Did you ever had the urge or need to get an overview of documents uploaded to your SharePoint installation.
One of our customers asked us to give them an overview of Microsoft Office files (xlsx, xls, doc, docx, ppt, pptx and pdf), and they were pretty surprised by the result, maybe you will be too.
As it was a pretty big SharePoint installation (by Danish standards), I was a little worried that it would take forever for a powershell script to traverse all sites and look in each document library for files. But then I realized, powershell is not the right tool for this task, it’s a lot better/faster to use the docs view of the content database.
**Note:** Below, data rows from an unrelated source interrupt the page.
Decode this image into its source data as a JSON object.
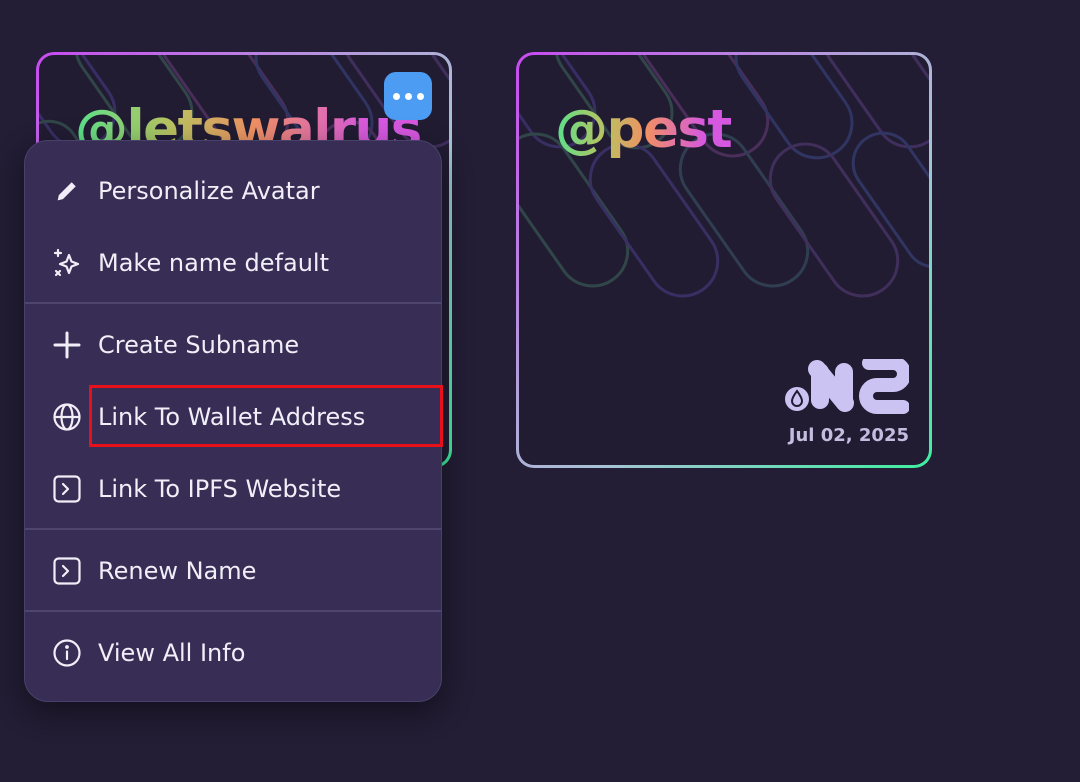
{
  "cards": [
    {
      "handle": "@letswalrus",
      "date": "",
      "more_button_label": "More options"
    },
    {
      "handle": "@pest",
      "date": "Jul 02, 2025",
      "logo_text": "NS"
    }
  ],
  "menu": {
    "items": [
      {
        "label": "Personalize Avatar",
        "icon": "pencil-icon"
      },
      {
        "label": "Make name default",
        "icon": "sparkles-icon"
      },
      {
        "label": "Create Subname",
        "icon": "plus-icon"
      },
      {
        "label": "Link To Wallet Address",
        "icon": "globe-icon"
      },
      {
        "label": "Link To IPFS Website",
        "icon": "terminal-icon"
      },
      {
        "label": "Renew Name",
        "icon": "terminal-icon"
      },
      {
        "label": "View All Info",
        "icon": "info-icon"
      }
    ]
  },
  "colors": {
    "background": "#231d35",
    "menu_background": "#372d55",
    "more_button": "#4c9cf3",
    "highlight": "#e8101a",
    "card_border_start": "#c84af0",
    "card_border_end": "#3cf0a0"
  }
}
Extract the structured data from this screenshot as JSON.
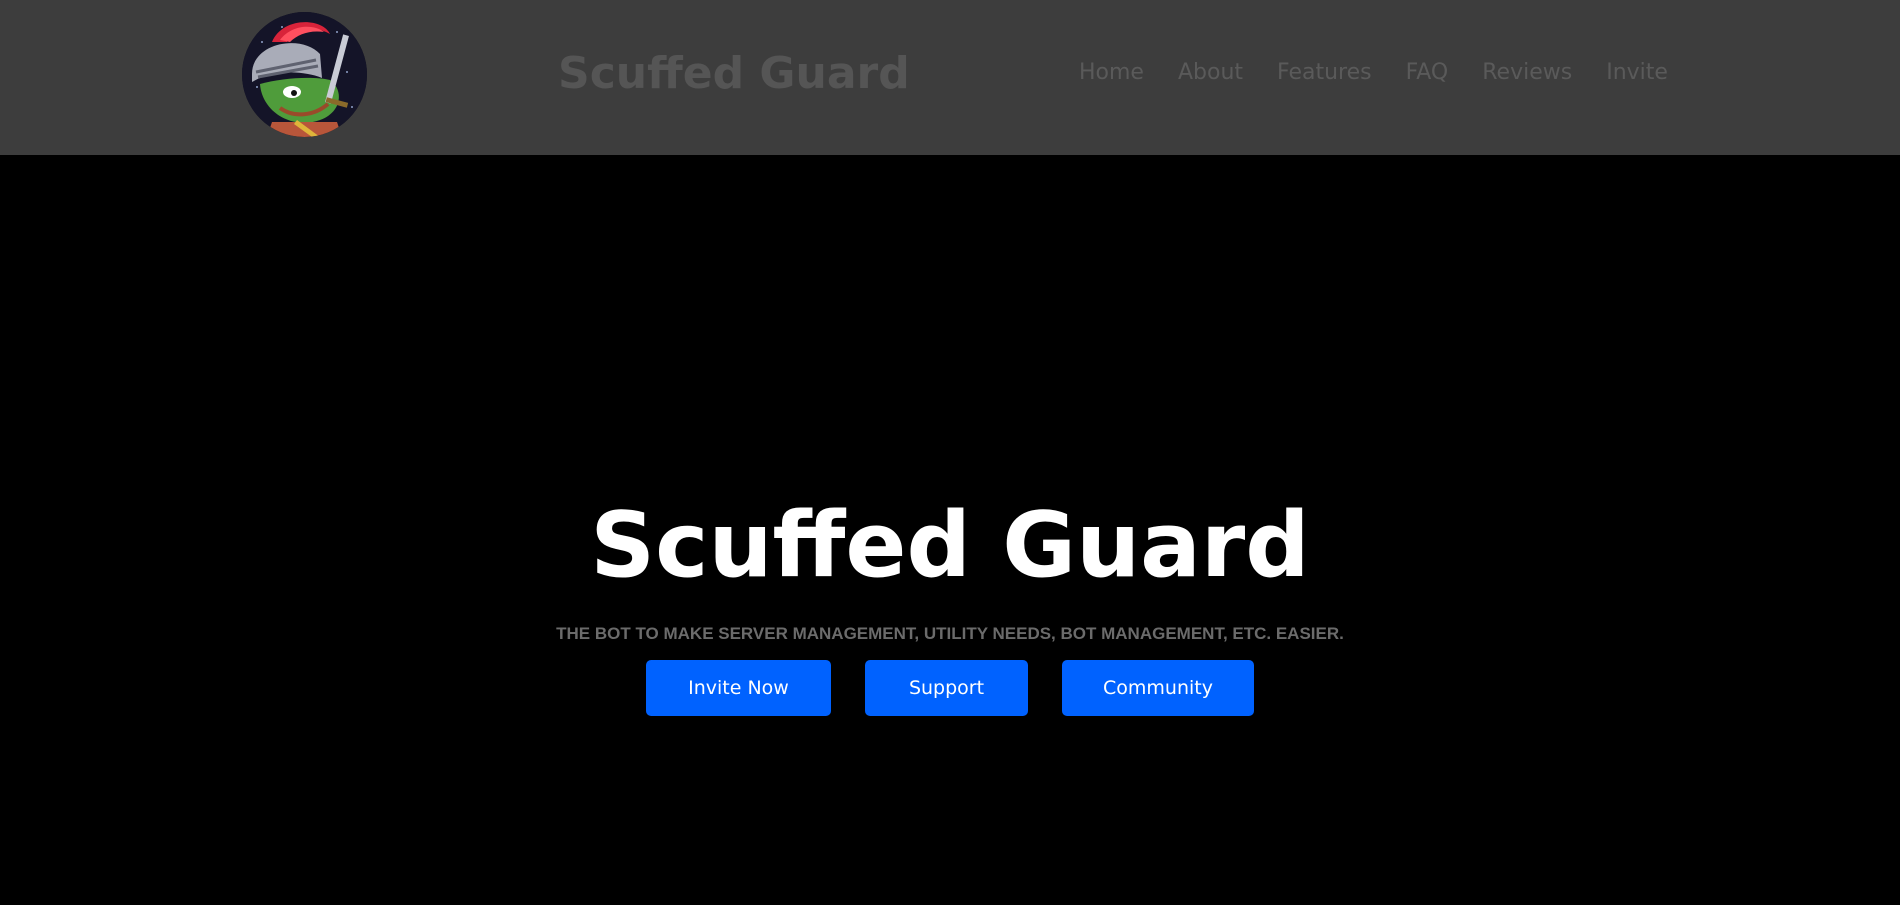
{
  "header": {
    "logo_icon": "knight-frog-avatar-icon",
    "brand": "Scuffed Guard",
    "nav": [
      {
        "label": "Home"
      },
      {
        "label": "About"
      },
      {
        "label": "Features"
      },
      {
        "label": "FAQ"
      },
      {
        "label": "Reviews"
      },
      {
        "label": "Invite"
      }
    ]
  },
  "hero": {
    "title": "Scuffed Guard",
    "subtitle": "THE BOT TO MAKE SERVER MANAGEMENT, UTILITY NEEDS, BOT MANAGEMENT, ETC. EASIER.",
    "buttons": [
      {
        "label": "Invite Now"
      },
      {
        "label": "Support"
      },
      {
        "label": "Community"
      }
    ]
  },
  "colors": {
    "header_bg": "#3d3d3d",
    "page_bg": "#000000",
    "nav_text": "#5a5a5a",
    "brand_text": "#555555",
    "button_bg": "#0062ff",
    "button_text": "#ffffff",
    "subtitle_text": "#6b6b6b"
  }
}
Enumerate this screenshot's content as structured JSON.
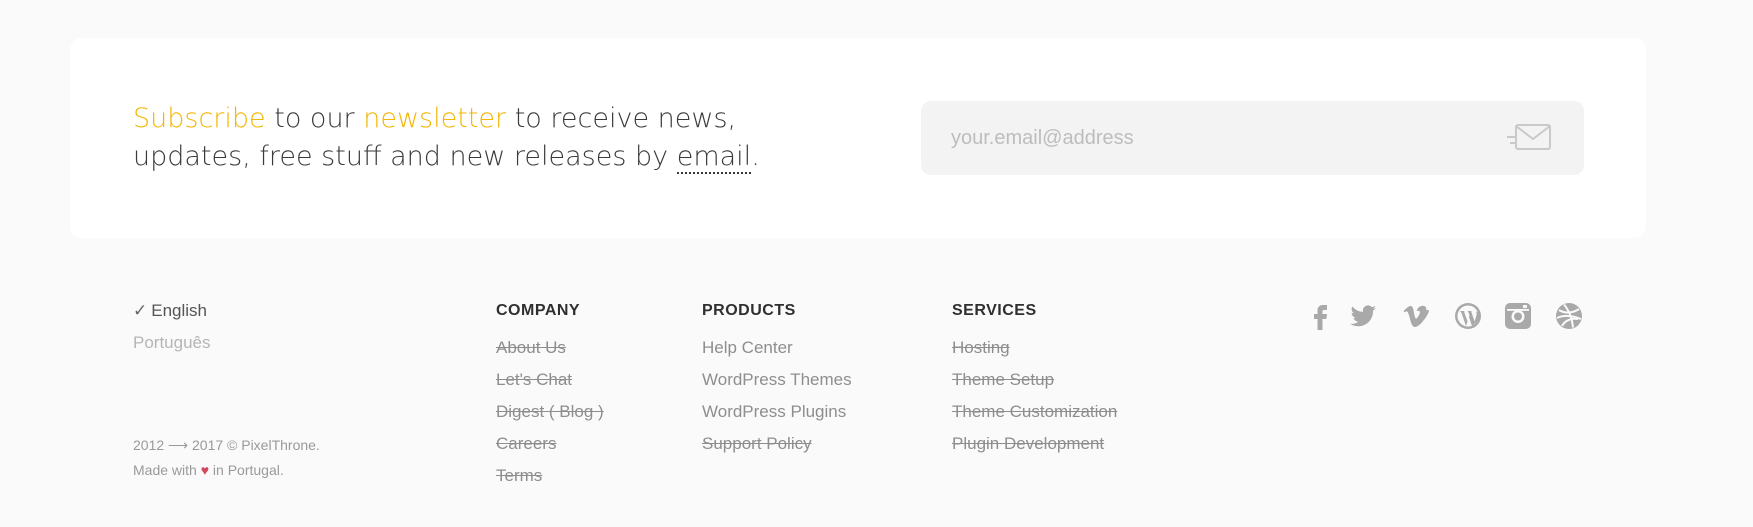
{
  "newsletter": {
    "word_subscribe": "Subscribe",
    "text_1": " to our ",
    "word_newsletter": "newsletter",
    "text_2": " to receive news, updates, free stuff and new releases by ",
    "word_email": "email",
    "text_3": ".",
    "input_placeholder": "your.email@address",
    "input_value": "",
    "send_icon": "envelope-send-icon",
    "accent_color": "#f2b705"
  },
  "languages": {
    "current_check": "✓",
    "current": "English",
    "other": "Português"
  },
  "copyright": {
    "line1": "2012 ⟶ 2017 © PixelThrone.",
    "line2_pre": "Made with ",
    "heart": "♥",
    "line2_post": " in Portugal."
  },
  "columns": [
    {
      "heading": "COMPANY",
      "items": [
        "About Us",
        "Let's Chat",
        "Digest ( Blog )",
        "Careers",
        "Terms"
      ]
    },
    {
      "heading": "PRODUCTS",
      "items": [
        "Help Center",
        "WordPress Themes",
        "WordPress Plugins",
        "Support Policy"
      ]
    },
    {
      "heading": "SERVICES",
      "items": [
        "Hosting",
        "Theme Setup",
        "Theme Customization",
        "Plugin Development"
      ]
    }
  ],
  "social": [
    "facebook-icon",
    "twitter-icon",
    "vimeo-icon",
    "wordpress-icon",
    "instagram-icon",
    "dribbble-icon"
  ]
}
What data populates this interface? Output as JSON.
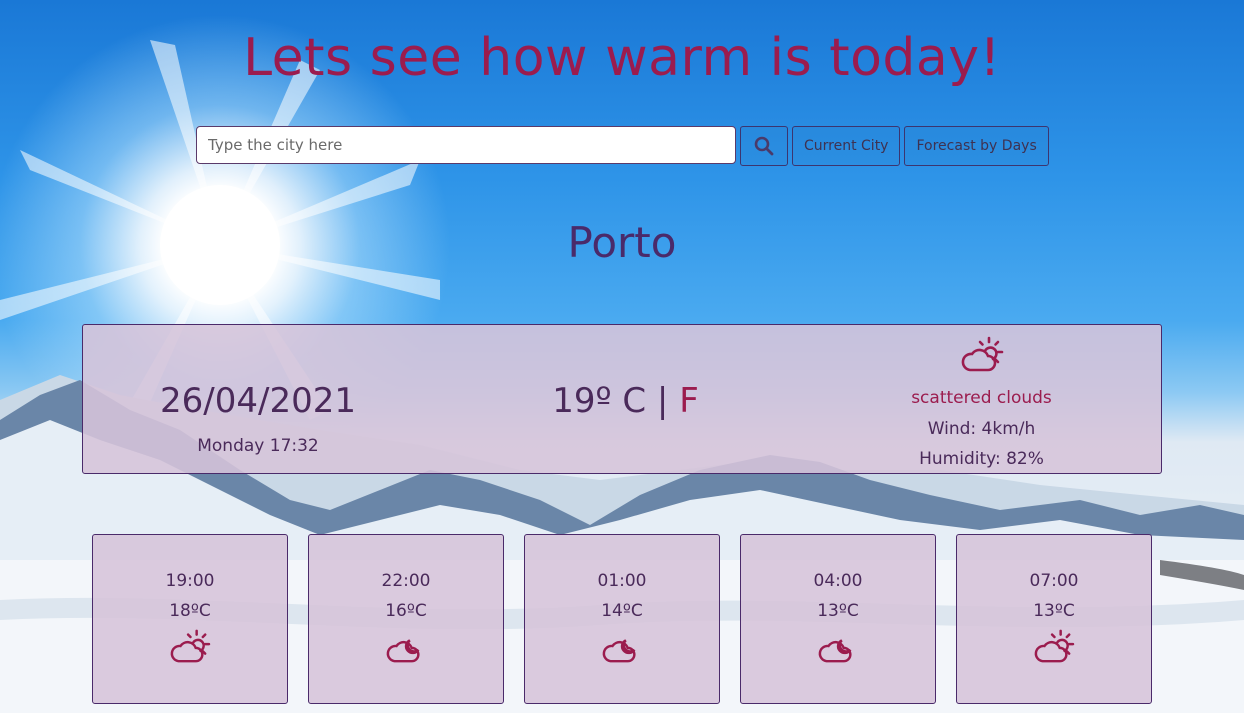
{
  "header": {
    "title": "Lets see how warm is today!"
  },
  "search": {
    "placeholder": "Type the city here",
    "value": "",
    "search_icon": "search-icon",
    "current_city_label": "Current City",
    "forecast_label": "Forecast by Days"
  },
  "city": {
    "name": "Porto"
  },
  "current": {
    "date": "26/04/2021",
    "day_time": "Monday 17:32",
    "temperature": "19º",
    "unit_c": "C",
    "separator": "|",
    "unit_f": "F",
    "icon": "partly-sunny-icon",
    "description": "scattered clouds",
    "wind": "Wind: 4km/h",
    "humidity": "Humidity: 82%"
  },
  "forecast": [
    {
      "time": "19:00",
      "temp": "18ºC",
      "icon": "partly-sunny-icon"
    },
    {
      "time": "22:00",
      "temp": "16ºC",
      "icon": "cloud-moon-icon"
    },
    {
      "time": "01:00",
      "temp": "14ºC",
      "icon": "cloud-moon-icon"
    },
    {
      "time": "04:00",
      "temp": "13ºC",
      "icon": "cloud-moon-icon"
    },
    {
      "time": "07:00",
      "temp": "13ºC",
      "icon": "partly-sunny-icon"
    }
  ],
  "colors": {
    "accent": "#9b1c4e",
    "text": "#4a2a5a",
    "card_bg": "#d6c4da",
    "sky": "#2e94e8"
  }
}
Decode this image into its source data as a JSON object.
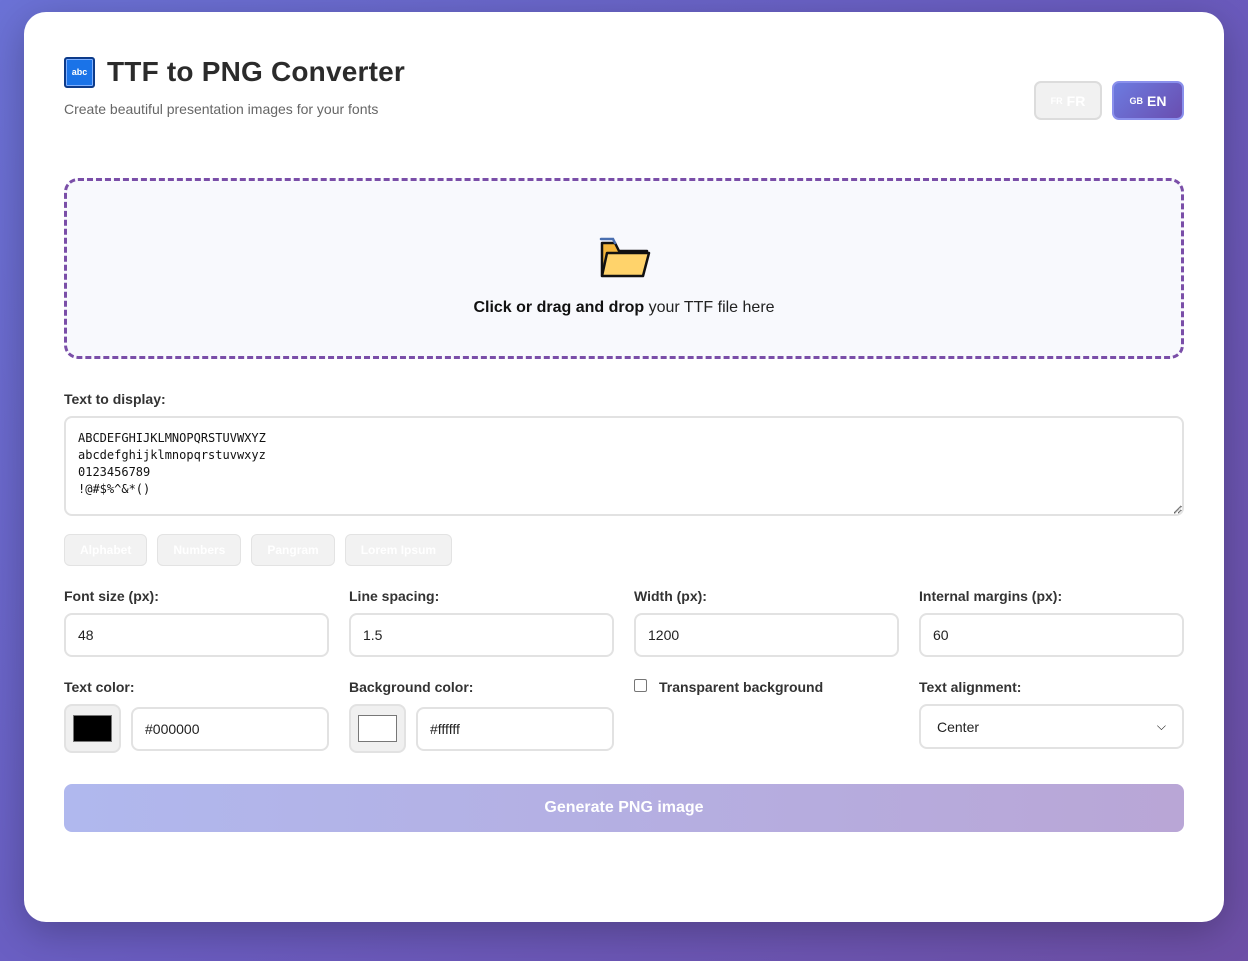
{
  "header": {
    "logo_text": "abc",
    "title": "TTF to PNG Converter",
    "subtitle": "Create beautiful presentation images for your fonts",
    "languages": [
      {
        "flag": "FR",
        "label": "FR",
        "active": false
      },
      {
        "flag": "GB",
        "label": "EN",
        "active": true
      }
    ]
  },
  "dropzone": {
    "icon": "folder-icon",
    "text_bold": "Click or drag and drop",
    "text_rest": " your TTF file here"
  },
  "text_display": {
    "label": "Text to display:",
    "value": "ABCDEFGHIJKLMNOPQRSTUVWXYZ\nabcdefghijklmnopqrstuvwxyz\n0123456789\n!@#$%^&*()"
  },
  "presets": [
    "Alphabet",
    "Numbers",
    "Pangram",
    "Lorem Ipsum"
  ],
  "settings": {
    "font_size": {
      "label": "Font size (px):",
      "value": "48"
    },
    "line_spacing": {
      "label": "Line spacing:",
      "value": "1.5"
    },
    "width": {
      "label": "Width (px):",
      "value": "1200"
    },
    "margins": {
      "label": "Internal margins (px):",
      "value": "60"
    },
    "text_color": {
      "label": "Text color:",
      "value": "#000000",
      "swatch": "#000000"
    },
    "bg_color": {
      "label": "Background color:",
      "value": "#ffffff",
      "swatch": "#ffffff"
    },
    "transparent": {
      "label": "Transparent background",
      "checked": false
    },
    "alignment": {
      "label": "Text alignment:",
      "value": "Center"
    }
  },
  "generate_label": "Generate PNG image",
  "colors": {
    "accent": "#6a4eb0",
    "dropzone_border": "#7a4ea8"
  }
}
The final script we used for extracting the statistics looked like this – feel free to modify it to include the file types that interests you. One note the script only looks in document libraries, so if you have document stored elsewhere this script alone might not be enough.
[sql]
use <NameOfContentDB>
SELECT DirName, LeafName, Size, RIGHT(LeafName, CHARINDEX(‘.’, REVERSE(‘.’ + LeafName)) – 1) as FileType
FROM Docs with (nolock) INNER JOIN Webs with (nolock) On Docs.WebId = Webs.Id
INNER JOIN Sites with (nolock) ON Webs.SiteId = Sites.Id
WHERE Docs.Type <> 1
AND (
(LeafName LIKE ‘%.doc’)
OR (LeafName LIKE ‘%.docx’)
OR (LeafName LIKE ‘%.xlsx’)
OR (LeafName LIKE ‘%.xls’)
OR (LeafName LIKE ‘%.pptx’)
OR (LeafName LIKE ‘%.ppt’)
OR (LeafName LIKE ‘%.pdf’)
)
AND (LeafName NOT LIKE ‘%template%’)
[/sql]
In the script you have to replace the ‘NameOfContentDB’ with the name of your content database. After this the script is ready. I did a little post-processing of the numbers in excel, by adding them to a pivot table, so they could be sorted by type. And I also converted the size in bytes to MB.